# Squirrels



## LMP (Sep 4, 2013)

Hi, I am new to this forum. Its my first post!

My 10 month GSD rescue is crazy for squirrels. I can't get her to focus or recall when one is near. She will lunge on leash after them, and this lunging has caused me injury a few times. I refuse to let her off leash because her prey drive for squirrels is so high, i worry she will chase one and get hit by a car or get injured. It makes walking her a chore because there are so many squirrels in our neighbourhood. She will also sit at the window for hours watching for squirrels to run by, and if she sees one she will lunge herself at the window and get so worked up, which can take a while to get her to calm back down. She is non reactive to humans, other dogs, cats, traffic, or really anything else. Any suggestions on reducing this behavior??


----------



## Jaythethird (Jul 1, 2013)

A good e collar with vibe tone and multi level stim is what I would recommend. Obviously there will be people against and for different training methods, but one thing I like of a good hunting e collar is you can use it in training prior to your walks, teach the tone, the vibe, and find which level stimulation your pup responds to.
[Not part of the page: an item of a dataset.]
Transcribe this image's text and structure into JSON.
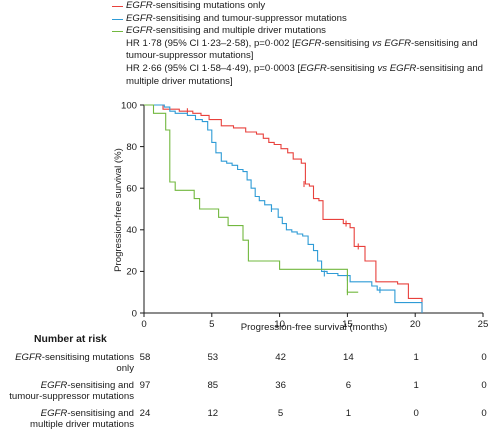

Then say your walking about and a Lil ole squirrel gains some unwanted attention, dog starts a pull, you give it a beep, if no response, they get a Lil buzz. I would also recommend that you have something to compensate for the prey drive, like if they stop on the beep then provide some enjoyment ie bumper, tug, that way they figure that not going for the squirrel pays dividends. 
Not saying my way is the best or only, in fact I believe the opposite. There are tons of ways to train a dog. Hope you find one that works for you and are comfortable with 

Howdy from Idaho!


----------



## just another truck (Jun 7, 2010)

I think E collars work and work well. I also like pinch collars.
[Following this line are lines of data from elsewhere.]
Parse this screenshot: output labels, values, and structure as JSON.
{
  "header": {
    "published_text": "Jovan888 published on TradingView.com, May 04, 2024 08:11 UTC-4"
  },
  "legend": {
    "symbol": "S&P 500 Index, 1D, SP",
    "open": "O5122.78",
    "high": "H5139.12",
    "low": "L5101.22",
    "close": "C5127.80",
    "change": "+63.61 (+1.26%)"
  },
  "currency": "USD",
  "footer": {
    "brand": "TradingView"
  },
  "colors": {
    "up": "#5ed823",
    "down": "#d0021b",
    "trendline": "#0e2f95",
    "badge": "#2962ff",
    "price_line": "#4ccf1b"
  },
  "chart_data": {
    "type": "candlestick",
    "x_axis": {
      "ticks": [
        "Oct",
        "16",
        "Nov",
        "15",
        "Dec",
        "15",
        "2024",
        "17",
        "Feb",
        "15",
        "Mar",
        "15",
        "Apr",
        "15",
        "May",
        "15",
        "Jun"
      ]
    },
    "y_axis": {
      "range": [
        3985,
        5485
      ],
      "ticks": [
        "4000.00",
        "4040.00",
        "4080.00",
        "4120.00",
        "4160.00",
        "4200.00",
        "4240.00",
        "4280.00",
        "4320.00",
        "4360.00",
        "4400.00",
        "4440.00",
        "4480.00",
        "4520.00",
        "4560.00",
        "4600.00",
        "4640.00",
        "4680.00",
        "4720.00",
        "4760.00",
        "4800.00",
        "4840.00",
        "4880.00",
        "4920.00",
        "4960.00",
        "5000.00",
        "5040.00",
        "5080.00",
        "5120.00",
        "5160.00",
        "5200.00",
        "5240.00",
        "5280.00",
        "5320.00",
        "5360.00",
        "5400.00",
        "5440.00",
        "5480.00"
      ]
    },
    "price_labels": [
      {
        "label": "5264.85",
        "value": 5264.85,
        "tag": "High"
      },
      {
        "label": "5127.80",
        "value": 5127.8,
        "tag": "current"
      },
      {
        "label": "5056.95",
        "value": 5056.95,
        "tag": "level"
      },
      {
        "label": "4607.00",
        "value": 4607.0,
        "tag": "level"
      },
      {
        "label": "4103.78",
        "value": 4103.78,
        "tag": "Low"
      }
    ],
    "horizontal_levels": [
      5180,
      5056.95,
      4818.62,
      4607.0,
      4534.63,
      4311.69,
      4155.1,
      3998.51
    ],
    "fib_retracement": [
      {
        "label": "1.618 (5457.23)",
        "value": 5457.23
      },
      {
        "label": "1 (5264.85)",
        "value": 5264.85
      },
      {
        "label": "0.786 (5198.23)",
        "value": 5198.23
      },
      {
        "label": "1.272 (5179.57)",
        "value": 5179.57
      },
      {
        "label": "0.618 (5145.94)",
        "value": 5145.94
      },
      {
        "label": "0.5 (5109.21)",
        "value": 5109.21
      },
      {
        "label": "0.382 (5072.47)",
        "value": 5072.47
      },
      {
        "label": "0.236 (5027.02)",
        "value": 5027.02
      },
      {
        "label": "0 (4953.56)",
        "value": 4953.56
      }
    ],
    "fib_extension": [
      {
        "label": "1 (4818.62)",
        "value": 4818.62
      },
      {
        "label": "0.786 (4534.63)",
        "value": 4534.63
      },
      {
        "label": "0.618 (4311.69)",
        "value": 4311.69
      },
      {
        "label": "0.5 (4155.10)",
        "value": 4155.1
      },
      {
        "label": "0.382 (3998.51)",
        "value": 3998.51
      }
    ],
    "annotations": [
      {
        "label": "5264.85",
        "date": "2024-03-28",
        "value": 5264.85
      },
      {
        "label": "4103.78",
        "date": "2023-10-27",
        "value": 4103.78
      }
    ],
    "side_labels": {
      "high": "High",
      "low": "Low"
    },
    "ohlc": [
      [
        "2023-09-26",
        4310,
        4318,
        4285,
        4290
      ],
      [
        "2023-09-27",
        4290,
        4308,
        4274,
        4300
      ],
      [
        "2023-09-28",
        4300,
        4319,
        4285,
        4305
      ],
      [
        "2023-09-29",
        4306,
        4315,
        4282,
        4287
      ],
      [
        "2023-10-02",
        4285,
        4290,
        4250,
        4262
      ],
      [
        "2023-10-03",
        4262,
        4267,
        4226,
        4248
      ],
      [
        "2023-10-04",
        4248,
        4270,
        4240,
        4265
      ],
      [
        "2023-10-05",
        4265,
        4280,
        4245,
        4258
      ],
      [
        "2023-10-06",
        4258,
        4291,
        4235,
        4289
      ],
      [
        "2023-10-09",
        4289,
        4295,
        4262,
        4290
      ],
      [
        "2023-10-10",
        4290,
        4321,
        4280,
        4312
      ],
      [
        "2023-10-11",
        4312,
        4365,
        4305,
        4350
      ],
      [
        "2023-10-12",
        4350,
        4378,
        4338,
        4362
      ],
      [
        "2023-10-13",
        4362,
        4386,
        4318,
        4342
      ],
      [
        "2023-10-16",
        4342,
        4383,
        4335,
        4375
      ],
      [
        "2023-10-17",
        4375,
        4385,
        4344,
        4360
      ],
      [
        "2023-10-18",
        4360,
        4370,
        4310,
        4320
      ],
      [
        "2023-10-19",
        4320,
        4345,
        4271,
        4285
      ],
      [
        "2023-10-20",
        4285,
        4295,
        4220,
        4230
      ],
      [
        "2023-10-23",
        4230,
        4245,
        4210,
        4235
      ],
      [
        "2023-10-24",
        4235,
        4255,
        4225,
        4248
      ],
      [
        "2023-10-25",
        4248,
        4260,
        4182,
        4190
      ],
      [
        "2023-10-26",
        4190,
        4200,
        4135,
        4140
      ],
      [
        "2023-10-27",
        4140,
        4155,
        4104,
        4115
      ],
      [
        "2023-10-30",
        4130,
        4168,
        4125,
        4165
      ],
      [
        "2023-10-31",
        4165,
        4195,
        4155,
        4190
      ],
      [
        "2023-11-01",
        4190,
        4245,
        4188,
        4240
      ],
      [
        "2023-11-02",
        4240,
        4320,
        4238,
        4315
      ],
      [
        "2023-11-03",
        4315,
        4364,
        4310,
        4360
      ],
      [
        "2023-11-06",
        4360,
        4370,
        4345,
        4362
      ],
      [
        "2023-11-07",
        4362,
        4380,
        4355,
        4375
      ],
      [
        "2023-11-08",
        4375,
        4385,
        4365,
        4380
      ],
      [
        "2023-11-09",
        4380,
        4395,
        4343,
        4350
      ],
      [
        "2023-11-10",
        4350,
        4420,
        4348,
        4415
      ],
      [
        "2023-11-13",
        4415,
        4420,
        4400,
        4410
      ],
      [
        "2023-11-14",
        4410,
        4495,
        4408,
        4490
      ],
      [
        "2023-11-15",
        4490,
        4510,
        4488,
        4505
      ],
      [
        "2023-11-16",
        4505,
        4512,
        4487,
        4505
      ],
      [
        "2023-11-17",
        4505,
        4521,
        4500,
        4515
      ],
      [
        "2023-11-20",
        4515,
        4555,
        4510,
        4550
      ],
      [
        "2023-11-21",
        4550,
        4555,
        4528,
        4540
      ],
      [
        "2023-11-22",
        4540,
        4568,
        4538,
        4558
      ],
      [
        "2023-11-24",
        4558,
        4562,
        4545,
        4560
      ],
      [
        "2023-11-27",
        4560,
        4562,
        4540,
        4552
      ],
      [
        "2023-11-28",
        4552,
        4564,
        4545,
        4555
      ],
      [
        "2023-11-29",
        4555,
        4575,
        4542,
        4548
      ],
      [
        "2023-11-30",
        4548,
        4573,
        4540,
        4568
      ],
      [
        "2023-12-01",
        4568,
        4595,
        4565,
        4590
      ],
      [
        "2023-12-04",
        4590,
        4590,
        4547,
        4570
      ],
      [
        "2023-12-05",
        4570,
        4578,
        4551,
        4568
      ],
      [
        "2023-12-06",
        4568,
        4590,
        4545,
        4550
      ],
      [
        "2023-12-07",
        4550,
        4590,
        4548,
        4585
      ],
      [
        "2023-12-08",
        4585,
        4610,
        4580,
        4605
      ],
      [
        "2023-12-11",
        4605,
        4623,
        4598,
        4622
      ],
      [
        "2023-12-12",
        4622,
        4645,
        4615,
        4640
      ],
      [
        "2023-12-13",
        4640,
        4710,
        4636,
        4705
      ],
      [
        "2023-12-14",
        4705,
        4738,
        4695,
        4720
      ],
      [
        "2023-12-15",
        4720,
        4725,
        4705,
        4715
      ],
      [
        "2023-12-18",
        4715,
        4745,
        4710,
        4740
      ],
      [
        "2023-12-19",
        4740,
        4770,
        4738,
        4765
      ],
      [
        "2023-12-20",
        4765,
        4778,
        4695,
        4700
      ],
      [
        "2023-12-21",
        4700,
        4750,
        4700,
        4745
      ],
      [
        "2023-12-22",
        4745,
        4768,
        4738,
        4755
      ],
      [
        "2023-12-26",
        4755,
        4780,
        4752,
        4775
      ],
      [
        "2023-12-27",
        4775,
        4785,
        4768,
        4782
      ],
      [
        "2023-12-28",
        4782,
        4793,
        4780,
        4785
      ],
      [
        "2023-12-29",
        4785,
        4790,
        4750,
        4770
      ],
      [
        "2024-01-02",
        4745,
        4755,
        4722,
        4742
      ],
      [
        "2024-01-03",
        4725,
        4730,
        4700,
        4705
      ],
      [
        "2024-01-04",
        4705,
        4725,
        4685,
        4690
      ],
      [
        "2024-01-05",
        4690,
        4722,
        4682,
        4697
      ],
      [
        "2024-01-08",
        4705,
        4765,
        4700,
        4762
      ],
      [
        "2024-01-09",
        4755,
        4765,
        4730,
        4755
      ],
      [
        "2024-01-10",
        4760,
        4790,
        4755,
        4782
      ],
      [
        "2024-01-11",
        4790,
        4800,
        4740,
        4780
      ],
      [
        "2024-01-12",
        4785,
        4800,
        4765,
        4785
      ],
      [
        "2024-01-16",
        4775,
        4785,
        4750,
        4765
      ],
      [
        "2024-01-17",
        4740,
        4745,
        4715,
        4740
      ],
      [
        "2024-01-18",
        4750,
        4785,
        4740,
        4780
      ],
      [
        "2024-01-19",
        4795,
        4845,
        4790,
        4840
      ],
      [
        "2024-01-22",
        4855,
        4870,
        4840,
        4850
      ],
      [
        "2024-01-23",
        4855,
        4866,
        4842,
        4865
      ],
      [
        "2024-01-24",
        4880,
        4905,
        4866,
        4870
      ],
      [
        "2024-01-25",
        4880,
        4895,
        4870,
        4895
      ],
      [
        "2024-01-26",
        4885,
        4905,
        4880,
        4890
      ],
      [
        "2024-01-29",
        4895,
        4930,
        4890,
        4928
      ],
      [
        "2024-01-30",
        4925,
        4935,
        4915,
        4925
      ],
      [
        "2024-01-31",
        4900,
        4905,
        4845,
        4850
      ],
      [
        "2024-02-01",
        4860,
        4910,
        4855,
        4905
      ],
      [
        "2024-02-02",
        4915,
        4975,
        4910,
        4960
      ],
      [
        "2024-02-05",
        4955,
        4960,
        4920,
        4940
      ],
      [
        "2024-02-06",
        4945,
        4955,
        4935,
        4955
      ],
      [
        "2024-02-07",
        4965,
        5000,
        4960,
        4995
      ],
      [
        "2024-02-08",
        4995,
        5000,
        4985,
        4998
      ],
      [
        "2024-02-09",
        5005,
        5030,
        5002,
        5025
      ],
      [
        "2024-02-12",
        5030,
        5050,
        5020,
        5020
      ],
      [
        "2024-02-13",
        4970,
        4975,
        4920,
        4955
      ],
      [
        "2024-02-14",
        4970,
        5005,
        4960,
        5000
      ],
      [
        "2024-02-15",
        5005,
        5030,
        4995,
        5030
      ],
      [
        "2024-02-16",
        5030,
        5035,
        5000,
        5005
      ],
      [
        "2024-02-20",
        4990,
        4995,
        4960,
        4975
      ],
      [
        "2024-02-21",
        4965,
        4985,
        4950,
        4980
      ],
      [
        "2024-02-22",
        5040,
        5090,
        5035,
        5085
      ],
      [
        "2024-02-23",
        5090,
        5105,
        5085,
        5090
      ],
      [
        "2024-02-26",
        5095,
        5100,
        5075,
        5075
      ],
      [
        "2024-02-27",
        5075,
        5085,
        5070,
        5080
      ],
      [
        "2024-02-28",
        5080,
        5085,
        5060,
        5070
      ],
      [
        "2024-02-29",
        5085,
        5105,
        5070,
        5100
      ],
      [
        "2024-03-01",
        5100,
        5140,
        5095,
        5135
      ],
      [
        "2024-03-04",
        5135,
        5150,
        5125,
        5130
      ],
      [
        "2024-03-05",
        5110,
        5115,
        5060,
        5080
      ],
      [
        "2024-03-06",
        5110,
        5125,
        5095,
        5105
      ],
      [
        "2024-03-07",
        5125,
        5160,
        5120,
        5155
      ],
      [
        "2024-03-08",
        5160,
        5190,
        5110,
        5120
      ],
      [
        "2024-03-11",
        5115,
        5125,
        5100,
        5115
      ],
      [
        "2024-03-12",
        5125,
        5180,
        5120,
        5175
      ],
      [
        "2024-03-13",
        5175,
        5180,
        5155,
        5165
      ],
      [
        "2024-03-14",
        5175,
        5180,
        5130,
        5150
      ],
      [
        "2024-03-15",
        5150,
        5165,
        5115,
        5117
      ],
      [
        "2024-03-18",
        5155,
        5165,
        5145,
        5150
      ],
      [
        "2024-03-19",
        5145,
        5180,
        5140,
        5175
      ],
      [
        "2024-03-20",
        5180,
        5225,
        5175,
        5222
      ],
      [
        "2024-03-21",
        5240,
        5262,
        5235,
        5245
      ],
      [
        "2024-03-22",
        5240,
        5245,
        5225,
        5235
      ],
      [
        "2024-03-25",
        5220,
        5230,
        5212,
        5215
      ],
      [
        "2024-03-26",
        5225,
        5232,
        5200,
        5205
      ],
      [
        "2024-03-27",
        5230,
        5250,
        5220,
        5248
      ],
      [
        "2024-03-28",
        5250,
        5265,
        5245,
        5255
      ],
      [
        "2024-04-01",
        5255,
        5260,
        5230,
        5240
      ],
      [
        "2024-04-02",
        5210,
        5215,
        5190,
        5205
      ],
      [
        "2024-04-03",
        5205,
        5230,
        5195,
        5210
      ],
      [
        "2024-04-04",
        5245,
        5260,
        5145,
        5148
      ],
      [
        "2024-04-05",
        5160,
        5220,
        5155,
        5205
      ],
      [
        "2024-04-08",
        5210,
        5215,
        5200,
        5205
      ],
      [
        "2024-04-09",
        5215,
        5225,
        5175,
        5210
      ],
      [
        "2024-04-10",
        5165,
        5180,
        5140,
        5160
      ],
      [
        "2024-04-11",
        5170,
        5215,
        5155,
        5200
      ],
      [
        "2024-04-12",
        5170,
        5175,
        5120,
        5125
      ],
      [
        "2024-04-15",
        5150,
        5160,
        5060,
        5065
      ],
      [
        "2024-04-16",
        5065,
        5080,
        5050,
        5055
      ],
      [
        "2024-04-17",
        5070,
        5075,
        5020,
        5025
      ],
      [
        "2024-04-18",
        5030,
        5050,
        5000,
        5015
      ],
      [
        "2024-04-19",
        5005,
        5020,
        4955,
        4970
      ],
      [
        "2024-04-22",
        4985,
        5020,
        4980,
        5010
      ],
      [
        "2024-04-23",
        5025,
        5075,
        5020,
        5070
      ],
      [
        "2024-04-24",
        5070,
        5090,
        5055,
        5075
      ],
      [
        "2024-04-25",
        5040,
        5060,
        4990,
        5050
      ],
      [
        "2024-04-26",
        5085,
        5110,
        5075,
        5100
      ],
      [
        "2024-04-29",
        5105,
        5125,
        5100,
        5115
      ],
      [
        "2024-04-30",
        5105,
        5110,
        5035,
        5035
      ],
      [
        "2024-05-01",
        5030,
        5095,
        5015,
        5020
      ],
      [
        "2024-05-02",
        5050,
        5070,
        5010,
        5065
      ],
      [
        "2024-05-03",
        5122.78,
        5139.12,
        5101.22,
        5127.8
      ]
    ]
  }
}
While at home,indoors, you can work the "watch me " exercise. With a reward of course. This will help you outside as well.
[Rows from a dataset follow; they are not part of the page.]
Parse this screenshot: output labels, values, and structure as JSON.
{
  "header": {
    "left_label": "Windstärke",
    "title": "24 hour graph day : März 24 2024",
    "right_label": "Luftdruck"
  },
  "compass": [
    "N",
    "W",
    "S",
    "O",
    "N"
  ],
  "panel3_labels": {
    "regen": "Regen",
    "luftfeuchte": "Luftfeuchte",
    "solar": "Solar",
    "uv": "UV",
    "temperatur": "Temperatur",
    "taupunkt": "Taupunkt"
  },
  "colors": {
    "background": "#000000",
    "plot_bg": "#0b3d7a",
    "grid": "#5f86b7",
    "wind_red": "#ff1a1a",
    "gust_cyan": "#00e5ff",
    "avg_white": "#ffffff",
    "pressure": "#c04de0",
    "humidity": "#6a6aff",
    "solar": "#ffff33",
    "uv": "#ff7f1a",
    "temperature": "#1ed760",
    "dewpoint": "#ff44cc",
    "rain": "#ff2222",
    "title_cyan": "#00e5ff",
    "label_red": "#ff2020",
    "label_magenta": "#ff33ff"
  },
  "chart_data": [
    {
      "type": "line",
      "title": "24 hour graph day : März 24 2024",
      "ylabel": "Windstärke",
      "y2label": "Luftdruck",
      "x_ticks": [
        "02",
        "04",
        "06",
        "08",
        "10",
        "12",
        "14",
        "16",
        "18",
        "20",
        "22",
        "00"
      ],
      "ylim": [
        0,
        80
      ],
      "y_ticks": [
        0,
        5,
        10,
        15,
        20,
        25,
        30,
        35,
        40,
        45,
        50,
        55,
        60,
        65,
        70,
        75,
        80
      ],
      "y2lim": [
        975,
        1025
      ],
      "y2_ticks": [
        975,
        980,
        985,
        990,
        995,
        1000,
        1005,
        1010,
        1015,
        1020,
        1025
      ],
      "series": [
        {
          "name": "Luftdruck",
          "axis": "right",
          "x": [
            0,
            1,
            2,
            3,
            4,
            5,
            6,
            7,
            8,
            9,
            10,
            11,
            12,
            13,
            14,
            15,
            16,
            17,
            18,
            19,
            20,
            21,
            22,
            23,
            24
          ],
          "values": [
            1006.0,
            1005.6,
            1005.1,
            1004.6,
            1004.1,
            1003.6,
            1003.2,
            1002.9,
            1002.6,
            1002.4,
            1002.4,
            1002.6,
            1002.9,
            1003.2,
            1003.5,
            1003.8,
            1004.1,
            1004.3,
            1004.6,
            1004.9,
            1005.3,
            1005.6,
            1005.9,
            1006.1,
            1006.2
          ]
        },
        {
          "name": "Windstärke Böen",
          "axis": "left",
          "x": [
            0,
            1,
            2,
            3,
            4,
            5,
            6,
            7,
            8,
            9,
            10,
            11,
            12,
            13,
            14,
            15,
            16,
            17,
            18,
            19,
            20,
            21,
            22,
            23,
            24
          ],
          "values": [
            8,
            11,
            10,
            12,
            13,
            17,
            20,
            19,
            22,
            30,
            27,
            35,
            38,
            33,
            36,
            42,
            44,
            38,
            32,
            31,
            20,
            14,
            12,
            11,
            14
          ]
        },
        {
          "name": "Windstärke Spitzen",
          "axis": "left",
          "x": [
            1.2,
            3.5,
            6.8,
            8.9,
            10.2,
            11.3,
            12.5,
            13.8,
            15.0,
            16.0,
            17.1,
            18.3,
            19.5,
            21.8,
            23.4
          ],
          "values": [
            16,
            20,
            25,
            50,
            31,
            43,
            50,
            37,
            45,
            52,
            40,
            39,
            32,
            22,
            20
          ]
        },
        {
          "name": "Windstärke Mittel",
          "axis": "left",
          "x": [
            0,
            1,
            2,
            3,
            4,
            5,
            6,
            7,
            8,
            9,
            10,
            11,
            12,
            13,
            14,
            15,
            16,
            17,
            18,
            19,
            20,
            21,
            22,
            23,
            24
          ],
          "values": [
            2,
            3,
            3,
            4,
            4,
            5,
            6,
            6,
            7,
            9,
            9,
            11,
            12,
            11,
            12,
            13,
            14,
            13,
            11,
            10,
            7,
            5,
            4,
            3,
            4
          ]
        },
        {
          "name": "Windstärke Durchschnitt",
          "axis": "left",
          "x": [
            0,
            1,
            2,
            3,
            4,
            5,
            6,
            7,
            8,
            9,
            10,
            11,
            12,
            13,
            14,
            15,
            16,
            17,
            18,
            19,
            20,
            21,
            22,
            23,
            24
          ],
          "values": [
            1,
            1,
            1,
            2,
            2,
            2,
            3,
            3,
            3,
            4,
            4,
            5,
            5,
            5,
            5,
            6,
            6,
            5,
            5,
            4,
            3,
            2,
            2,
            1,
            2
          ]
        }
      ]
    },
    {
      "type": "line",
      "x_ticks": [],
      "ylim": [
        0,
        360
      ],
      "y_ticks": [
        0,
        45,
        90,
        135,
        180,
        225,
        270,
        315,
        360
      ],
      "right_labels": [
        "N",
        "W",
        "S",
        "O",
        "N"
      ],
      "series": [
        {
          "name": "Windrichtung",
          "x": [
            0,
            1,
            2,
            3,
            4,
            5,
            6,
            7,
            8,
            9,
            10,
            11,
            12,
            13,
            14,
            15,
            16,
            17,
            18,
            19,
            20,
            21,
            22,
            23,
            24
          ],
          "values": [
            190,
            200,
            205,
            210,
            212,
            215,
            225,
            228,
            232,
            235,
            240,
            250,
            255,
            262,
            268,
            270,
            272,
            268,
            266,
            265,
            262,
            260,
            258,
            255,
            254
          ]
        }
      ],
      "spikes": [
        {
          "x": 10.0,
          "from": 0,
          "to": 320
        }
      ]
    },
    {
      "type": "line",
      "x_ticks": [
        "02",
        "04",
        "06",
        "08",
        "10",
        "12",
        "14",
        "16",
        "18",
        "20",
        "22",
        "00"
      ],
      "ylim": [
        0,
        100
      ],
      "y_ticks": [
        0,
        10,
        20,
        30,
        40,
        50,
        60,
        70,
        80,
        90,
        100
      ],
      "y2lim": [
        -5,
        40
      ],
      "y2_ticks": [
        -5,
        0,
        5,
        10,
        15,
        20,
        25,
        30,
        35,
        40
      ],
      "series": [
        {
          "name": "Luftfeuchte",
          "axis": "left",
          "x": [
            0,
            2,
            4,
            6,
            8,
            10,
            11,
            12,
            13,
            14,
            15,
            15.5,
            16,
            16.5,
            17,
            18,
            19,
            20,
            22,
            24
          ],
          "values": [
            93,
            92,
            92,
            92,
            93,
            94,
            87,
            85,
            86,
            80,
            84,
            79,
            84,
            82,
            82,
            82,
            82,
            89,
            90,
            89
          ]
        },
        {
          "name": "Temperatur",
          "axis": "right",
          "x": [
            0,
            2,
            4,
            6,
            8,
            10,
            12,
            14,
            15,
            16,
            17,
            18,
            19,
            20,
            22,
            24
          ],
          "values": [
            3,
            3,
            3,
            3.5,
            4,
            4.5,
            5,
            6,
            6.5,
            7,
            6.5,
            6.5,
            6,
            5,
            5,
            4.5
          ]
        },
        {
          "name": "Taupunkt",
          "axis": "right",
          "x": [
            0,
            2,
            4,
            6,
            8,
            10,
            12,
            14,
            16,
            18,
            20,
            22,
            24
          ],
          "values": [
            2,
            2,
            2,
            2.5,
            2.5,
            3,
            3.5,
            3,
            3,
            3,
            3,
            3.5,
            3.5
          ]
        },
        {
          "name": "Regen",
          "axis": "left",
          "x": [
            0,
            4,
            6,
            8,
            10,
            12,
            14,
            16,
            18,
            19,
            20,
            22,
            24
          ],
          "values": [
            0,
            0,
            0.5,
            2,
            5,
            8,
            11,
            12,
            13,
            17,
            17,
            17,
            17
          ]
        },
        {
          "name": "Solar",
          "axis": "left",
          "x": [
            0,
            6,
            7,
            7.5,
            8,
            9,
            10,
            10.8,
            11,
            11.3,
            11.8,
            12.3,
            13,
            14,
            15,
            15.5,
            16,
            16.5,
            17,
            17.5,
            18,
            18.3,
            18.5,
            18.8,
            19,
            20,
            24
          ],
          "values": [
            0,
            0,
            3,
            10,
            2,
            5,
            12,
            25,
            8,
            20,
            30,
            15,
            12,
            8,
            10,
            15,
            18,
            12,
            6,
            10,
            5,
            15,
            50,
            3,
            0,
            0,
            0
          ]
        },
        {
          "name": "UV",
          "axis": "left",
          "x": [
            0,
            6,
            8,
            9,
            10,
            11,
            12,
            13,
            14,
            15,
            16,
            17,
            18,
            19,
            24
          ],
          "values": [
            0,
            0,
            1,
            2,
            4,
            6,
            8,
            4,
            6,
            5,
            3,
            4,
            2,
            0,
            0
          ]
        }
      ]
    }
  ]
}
My GSD LOVES squirrels, but I can now down him from 50 yards away. This was not meant to be a bragg, but to give you hope..


----------



## LMP (Sep 4, 2013)

*Thanks*

Hey! Thanks for the replies. I have read that e collars are both good and bad. So far all of my training with her has been reward based (treats). She is highly food motivated except for when there is a squirrel. Then she couldn't care less what type of treat I have! I will definitely consider the collar. 

Thanks!


----------